( AP ) - The next two days are "fairly critical" to resolving the dispute over a seized British navy crew, British Prime Minister Tony Blair said Tuesday, after Iran's chief international negotiator offered a new approach to end the standoff with Tehran.
"The next 48 hours will be fairly critical," Blair told Scotland's Real Radio. He said Ali Larijani's suggestion of talks offered hope of an end to the crisis. "If they want to resolve this in a diplomatic way the door is open," the prime minister said.
Earlier, Iran's chief international negotiator said his country wanted to resolve the standoff over 15 detained British sailors through diplomacy and he saw no need to put the crew on trial.
The British government responded to Ali Larijani by saying that both it and Iran had a "shared desire to make early progress" in resolving the dispute.
The quieter tone from both capitals Monday raised hopes the 11-day standoff might be solved soon. But optimistic signs emerged before, only to be followed by a hardening of positions and tough rhetoric.
"There remain some differences between us, but we can confirm we share his preference for early bilateral discussions to find a diplomatic solution to this problem," a British Foreign Office spokeswoman said speaking anonymously in line with government policy.
Iran's priority "is to solve the problem through proper diplomatic channels," Larijani told Britain's Channel 4 television news. "We are not interested in letting this issue get further complicated."
And he called for all involved to stop using "the language of force." Last week Larijani had suggested the captives might be tried for allegedly intruding into Iranian waters.
The Iranian capital, Tehran, was quiet Monday - a day after hundreds of students hurled firecrackers and rocks at the British Embassy, chanting "death to Britain" and calling for the expulsion of the country's ambassador because of the standoff.
Earlier Monday, an Iranian state-run television station said all 15 of the detained Royal Navy personnel had confessed to illegally entering Iranian waters before they were captured.
However, Iranian state-run radio said the confessions would not be broadcast because of what it called "positive changes" in the negotiating stance of Britain, whose leaders have been angered by the airing of videos of the captives.
The radio did not elaborate on the supposed changes by the British. But in London, a British official, speaking on condition of anonymity because of the sensitivity of the issue, said Prime Minister Tony Blair's government had agreed to consider ways to avoid such situations in the future.
The official insisted Britain was not negotiating with the Iranians and still wanted the captives freed unconditionally.

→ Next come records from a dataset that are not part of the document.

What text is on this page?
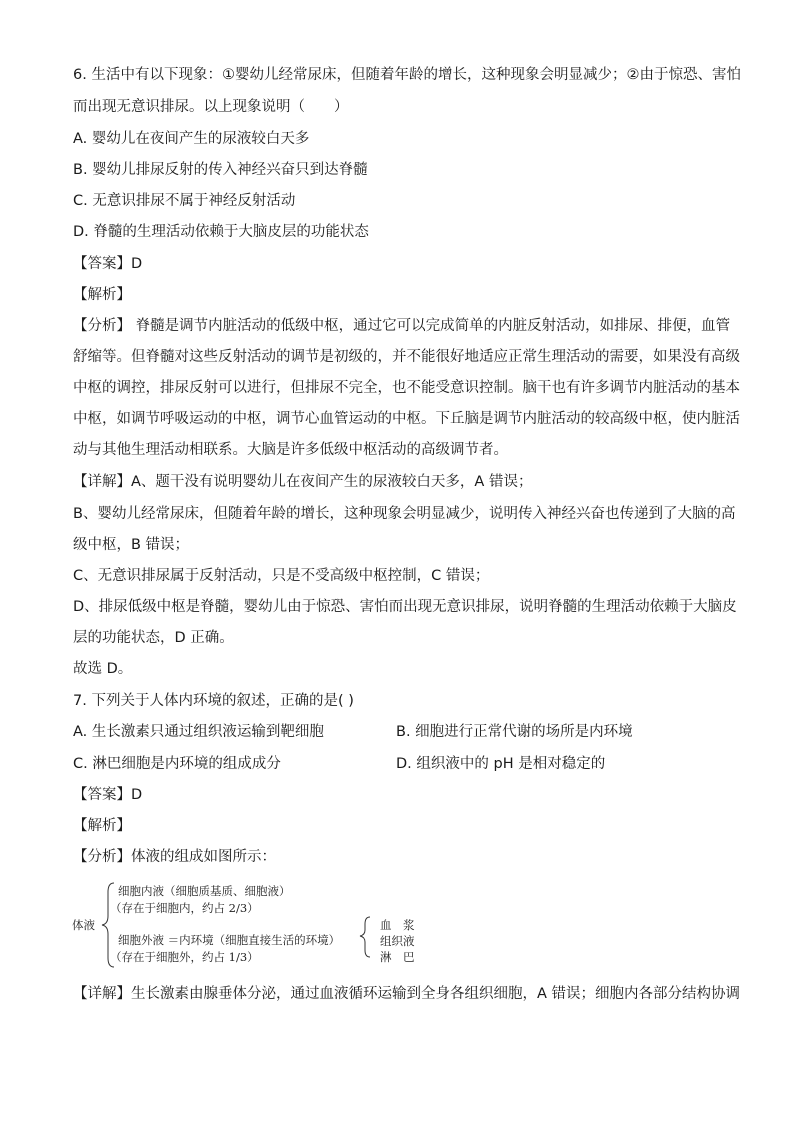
6. 生活中有以下现象：①婴幼儿经常尿床，但随着年龄的增长，这种现象会明显减少；②由于惊恐、害怕
而出现无意识排尿。以上现象说明（　　）
A. 婴幼儿在夜间产生的尿液较白天多
B. 婴幼儿排尿反射的传入神经兴奋只到达脊髓
C. 无意识排尿不属于神经反射活动
D. 脊髓的生理活动依赖于大脑皮层的功能状态
【答案】D
【解析】
【分析】 脊髓是调节内脏活动的低级中枢，通过它可以完成简单的内脏反射活动，如排尿、排便，血管
舒缩等。但脊髓对这些反射活动的调节是初级的，并不能很好地适应正常生理活动的需要，如果没有高级
中枢的调控，排尿反射可以进行，但排尿不完全，也不能受意识控制。脑干也有许多调节内脏活动的基本
中枢，如调节呼吸运动的中枢，调节心血管运动的中枢。下丘脑是调节内脏活动的较高级中枢，使内脏活
动与其他生理活动相联系。大脑是许多低级中枢活动的高级调节者。
【详解】A、题干没有说明婴幼儿在夜间产生的尿液较白天多，A 错误；
B、婴幼儿经常尿床，但随着年龄的增长，这种现象会明显减少，说明传入神经兴奋也传递到了大脑的高
级中枢，B 错误；
C、无意识排尿属于反射活动，只是不受高级中枢控制，C 错误；
D、排尿低级中枢是脊髓，婴幼儿由于惊恐、害怕而出现无意识排尿，说明脊髓的生理活动依赖于大脑皮
层的功能状态，D 正确。
故选 D。
7. 下列关于人体内环境的叙述，正确的是( )
A. 生长激素只通过组织液运输到靶细胞	B. 细胞进行正常代谢的场所是内环境
C. 淋巴细胞是内环境的组成成分	D. 组织液中的 pH 是相对稳定的
【答案】D
【解析】
【分析】体液的组成如图所示：
体液
细胞内液（细胞质基质、细胞液）
（存在于细胞内，约占 2/3）
细胞外液 ＝内环境（细胞直接生活的环境）
（存在于细胞外，约占 1/3）
血　浆
组织液
淋　巴
【详解】生长激素由腺垂体分泌，通过血液循环运输到全身各组织细胞，A 错误；细胞内各部分结构协调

The eight sailors and seven marines were detained March 23 by naval units of the Iranian Revolutionary Guards while the Britons patrolled for smugglers near the mouth of the Shatt al-Arab, a waterway that has long been a disputed dividing line between Iraq and Iran.
Iran says the team was in Iranian waters. Britain insists it was in Iraqi waters working under a U.N. mandate.
Iran has previously demanded an apology from Britain as a condition for the sailors' release.
Echoing an Iranian legislator, Larijani suggested a British delegation visit Tehran "to review the case, to clarify the case, first of all - to clarify whether they have been in our territorial waters at all."
Over the weekend, The Sunday Telegraph of London said Britain was considering sending a senior Royal Navy officer to Tehran to discuss the return of the captives as well as to talk about ways to avoid future incidents.
Larijani also urged Britain to guarantee "that such violation will not be repeated," but avoided repeating Tehran's demand for an apology. British leaders have insisted they have nothing to apologize for.
The comments suggested the sides were seeking a face-facing formula in which each could argue its interests were upheld while the captives could go free. Under such a formula, Iran could claim Britain tacitly acknowledged the border area is in dispute, and Britain could maintain it never apologized.
A generation ago, such a formula helped free Americans held by Tehran for 444 days. The United States pledged not to interfere in Iranian affairs, enabling the hostage takers to claim they had achieved their goal.
The renewed diplomatic efforts between Iran and Britain followed tough rhetoric last week that prompted both governments to dig in their heels.
Britain suspended all other diplomatic contacts with Iran, froze work to support trade missions and stopped issuing visas to Iranian diplomats. It also sought help from the U.N. and other countries, including Muslim Turkey, to press Iran to free the captives.
Those moves prompted Iran to suspend plans to free the only woman captive, sailor Faye Turney, and to suggest the Britons might face trial.
To reinforce their claims, the Iranians also broadcast video footage that showed four of the crew saying they were captured in Iranian waters. In footage Sunday, two of the sailors used maps to show the purported location where they were seized.
Britain has released its own maps and GPS coordinates showing the captured team's location to be in Iraqi waters.
The videos enraged British officials, who said the broadcast confessions were clearly made under duress.
"The Iranians know our position. They know that stage-managed TV appearances are not going to affect our position," Blair's official spokesman said, speaking on condition of anonymity in line with government policy. "They know we have strong international support."